Recently, increasing studies have revealed that exosomes possess high physicochemical stability and biocompatibility with low toxicity and immunogenicity, which is of great potential as a biocarrier. Various cargos could be encapsulated into exosomes, such as nucleic acids and proteins, and then be transported to recipient cells to trigger intracellular changes, which sets the basis of exosome-based therapy [47]. The use of mRNA to expression of therapeutic proteins might have a wider range of application. mRNAs designed to expression target proteins display prolonged stability, low immunogenicity, and functional translation. Exosomes-based intracellular mRNA delivery allows the expression of any desired protein in recipient cells and tissues with preservation of post-translational modification. Besides, exosome-mediated mRNA delivery could overcome many limitations posed by naked mRNA delivery, such as passive diffusion by cell membrane, immediate extracellular degradation by ubiquitous RNases, limited endocytosis [48].

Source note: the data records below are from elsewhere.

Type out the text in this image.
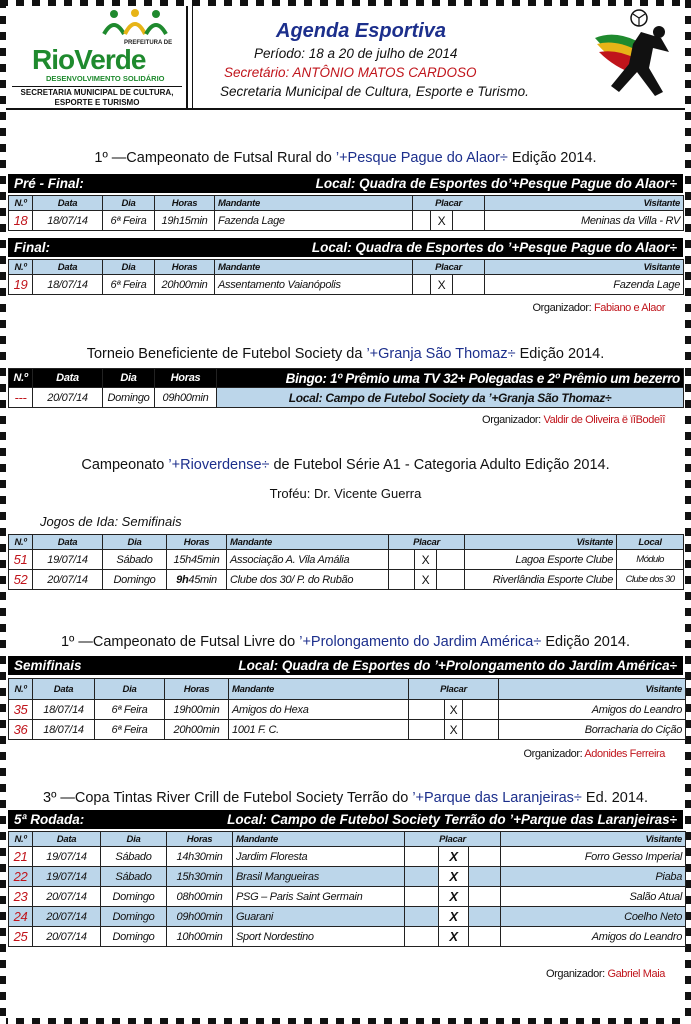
PREFEITURA DE
RioVerde
DESENVOLVIMENTO SOLIDÁRIO
SECRETARIA MUNICIPAL DE CULTURA, ESPORTE E TURISMO
Agenda Esportiva
Período: 18 a 20 de julho de 2014
Secretário: ANTÔNIO MATOS CARDOSO
Secretaria Municipal de Cultura, Esporte e Turismo.
1º —Campeonato de Futsal Rural do ’+Pesque Pague do Alaor÷ Edição 2014.
Pré - Final:	Local: Quadra de Esportes do’+Pesque Pague do Alaor÷
N.º	Data	Dia	Horas	Mandante	Placar			Visitante
18	18/07/14	6ª Feira	19h15min	Fazenda Lage		X		Meninas da Villa - RV
Final:	Local: Quadra de Esportes do ’+Pesque Pague do Alaor÷
N.º	Data	Dia	Horas	Mandante	Placar			Visitante
19	18/07/14	6ª Feira	20h00min	Assentamento Vaianópolis		X		Fazenda Lage
Organizador: Fabiano e Alaor
Torneio Beneficiente de Futebol Society da ’+Granja São Thomaz÷ Edição 2014.
N.º	Data	Dia	Horas	Bingo: 1º Prêmio uma TV 32+ Polegadas e 2º Prêmio um bezerro
---	20/07/14	Domingo	09h00min	Local: Campo de Futebol Society da ’+Granja São Thomaz÷
Organizador: Valdir de Oliveira ë ïîBodeîî
Campeonato ’+Rioverdense÷ de Futebol Série A1 - Categoria Adulto Edição 2014.
Troféu: Dr. Vicente Guerra
Jogos de Ida: Semifinais
N.º	Data	Dia	Horas	Mandante	Placar			Visitante	Local
51	19/07/14	Sábado	15h45min	Associação A. Vila Amália		X		Lagoa Esporte Clube	Módulo
52	20/07/14	Domingo	9h45min	Clube dos 30/ P. do Rubão		X		Riverlândia Esporte Clube	Clube dos 30
1º —Campeonato de Futsal Livre do ’+Prolongamento do Jardim América÷ Edição 2014.
Semifinais	Local: Quadra de Esportes do ’+Prolongamento do Jardim América÷
N.º	Data	Dia	Horas	Mandante	Placar			Visitante
35	18/07/14	6ª Feira	19h00min	Amigos do Hexa		X		Amigos do Leandro
36	18/07/14	6ª Feira	20h00min	1001 F. C.		X		Borracharia do Cição
Organizador: Adonides Ferreira
3º —Copa Tintas River Crill de Futebol Society Terrão do ’+Parque das Laranjeiras÷ Ed. 2014.
5ª Rodada:	Local: Campo de Futebol Society Terrão do ’+Parque das Laranjeiras÷
N.º	Data	Dia	Horas	Mandante	Placar			Visitante
21	19/07/14	Sábado	14h30min	Jardim Floresta		X		Forro Gesso Imperial
22	19/07/14	Sábado	15h30min	Brasil Mangueiras		X		Piaba
23	20/07/14	Domingo	08h00min	PSG – Paris Saint Germain		X		Salão Atual
24	20/07/14	Domingo	09h00min	Guarani		X		Coelho Neto
25	20/07/14	Domingo	10h00min	Sport Nordestino		X		Amigos do Leandro
Organizador: Gabriel Maia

As NT-3 is an important autocrine factor of SCs which needs intracellular post-translational modification to realize its biological function, and the delivery of NT-3 mRNA could be more rational and efficient to recipient cells [49, 50]. In this study, ADSCs-derived exosomes were engineered to encapsulated with NT-3 mRNA, which could then be translated into bioactive NT-3 protein in SCs. Then, we created alginate hydrogel incorporated with exosomes as the intraluminal filler of the constructed NGC. The intraluminal filler could stably release the exosomes for at least 2 weeks, which is happened to remedy the low level of NT-3 after peripheral nerve injury. Besides, alginate as fillers also has a beneficial effect on SCs adhesion, proliferation and migration [51, 52]. Thus, the constructed NGC with intraluminal filler might not only provide mechanical support but also endogenous NGF supply.

Conclusion

In this study, we engineered exosomes to deliver NT-3 mRNA to SCs to restore NT-3 level. This strategy could serve as an efficient way for endogenous supply of NT-3. The NGC with NT-3 encapsulated exosomes as the intraluminal filler could promote nerve regeneration in bridging the defect of rat sciatic nerve. We provide a novel strategy for the construction of NGC to furnish the desirable microenvironment for peripheral nerve regeneration.